Anche mentre il piccolo è attaccato al vostro seno tenetelo il più possibile in verticale, comunque rialzato.

Di notte mentre cadete dal sonno potrebbe essere un po’ di difficile ma anche qui ci sono stratagemmi di varia natura. Procurarsi un nido per la nanna - ovvero un cuscinone da massaggio, magari in pula di farro in grado di termoregolarsi - potrebbe essere una soluzione. Lo mettete sul letto o sul divano, gli date la forma che più si addice alla vostra comodità e fate in modo di stare sdraiati entrambi sollevati di almeno trenta gradi.
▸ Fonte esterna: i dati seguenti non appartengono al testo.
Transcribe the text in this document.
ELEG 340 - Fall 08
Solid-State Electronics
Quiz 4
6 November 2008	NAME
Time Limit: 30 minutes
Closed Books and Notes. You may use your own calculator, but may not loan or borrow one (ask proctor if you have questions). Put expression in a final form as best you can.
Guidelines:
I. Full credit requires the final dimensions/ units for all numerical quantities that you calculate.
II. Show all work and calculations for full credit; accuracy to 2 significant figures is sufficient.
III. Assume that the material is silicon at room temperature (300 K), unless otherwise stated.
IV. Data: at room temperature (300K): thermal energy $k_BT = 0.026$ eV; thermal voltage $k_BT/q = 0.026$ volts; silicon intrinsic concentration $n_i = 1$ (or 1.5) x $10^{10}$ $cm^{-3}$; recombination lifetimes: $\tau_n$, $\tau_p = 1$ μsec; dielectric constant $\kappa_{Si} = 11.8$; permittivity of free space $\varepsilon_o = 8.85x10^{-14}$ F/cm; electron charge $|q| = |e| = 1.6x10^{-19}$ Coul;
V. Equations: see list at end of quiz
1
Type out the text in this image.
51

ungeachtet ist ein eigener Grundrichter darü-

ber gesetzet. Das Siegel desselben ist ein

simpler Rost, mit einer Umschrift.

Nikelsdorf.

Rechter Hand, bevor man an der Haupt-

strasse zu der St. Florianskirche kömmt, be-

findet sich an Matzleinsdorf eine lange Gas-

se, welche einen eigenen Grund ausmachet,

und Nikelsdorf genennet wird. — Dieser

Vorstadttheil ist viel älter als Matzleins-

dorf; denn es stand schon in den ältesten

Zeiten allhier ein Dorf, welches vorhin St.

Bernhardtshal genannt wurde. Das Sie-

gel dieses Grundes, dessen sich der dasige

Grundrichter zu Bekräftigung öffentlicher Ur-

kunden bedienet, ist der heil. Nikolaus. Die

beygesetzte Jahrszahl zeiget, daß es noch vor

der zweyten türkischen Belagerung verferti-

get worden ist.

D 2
La fatica sarà alzarvi per il ruttino, ma almeno mentre allattate vi riposate.

Il nido potrebbe risultare utile anche per la nanna del vostro piccolo perché, essendo modificabile a piacimento e consentendo di applicare l’inclinazione più adatta al vostro reflussante, si può trasformare in un buon sussidio diurno e notturno. Se invece il materasso della culla inclinato di trenta gradi - come suggeriscono i pediatri - è sufficiente a far dormire al vostro piccolo sonni tranquilli, tanto meglio.

Un buon corso di massaggio, con ostetriche o operatrici del settore, può rappresentare un ulteriore tassello da considerare per il miglioramento della qualità della vostra vita. Che il corso sia fuori casa o a domicilio, poco cambia. Avrete l’imperdibile occasione di imparare a rilassare con le vostre mani la piccola creatura che vi è stata donata.

Sia per le coliche gassose dello stomaco che per quelle della pancia ci sono tecniche collaudate e piuttosto efficaci. Spesso il reflusso è il risultato di bolle d’aria che, se non si esauriscono a livello gastrico poi passano nell’intestino e disturbano il pancino del vostro bebè. Tanto vale, insomma, sapere dove mettere le mani e sapere come metterle.

Queste strategie, unite al consulto di un osteopata pediatrico, sono in grado di migliorare la vostra quotidianità con il nuovo nato.

Nei casi più complessi potrà esservi suggerito dal medico di procedere ad una ecografia addominale o alla somministrazione di farmaci. Fermatevi un attimo e pensateci, documentatevi. L’importante è che sia una scelta consapevole.

E poi non dimenticate che potete avere a che fare con il bambino più impegnativo di questo mondo, ma se voi siete in splendida forma la vostra capacità di resilienza sarà tale da rendervi davvero autonomi. Bisogna solo caricarsi di energia. Come? Ne parleremo molto presto.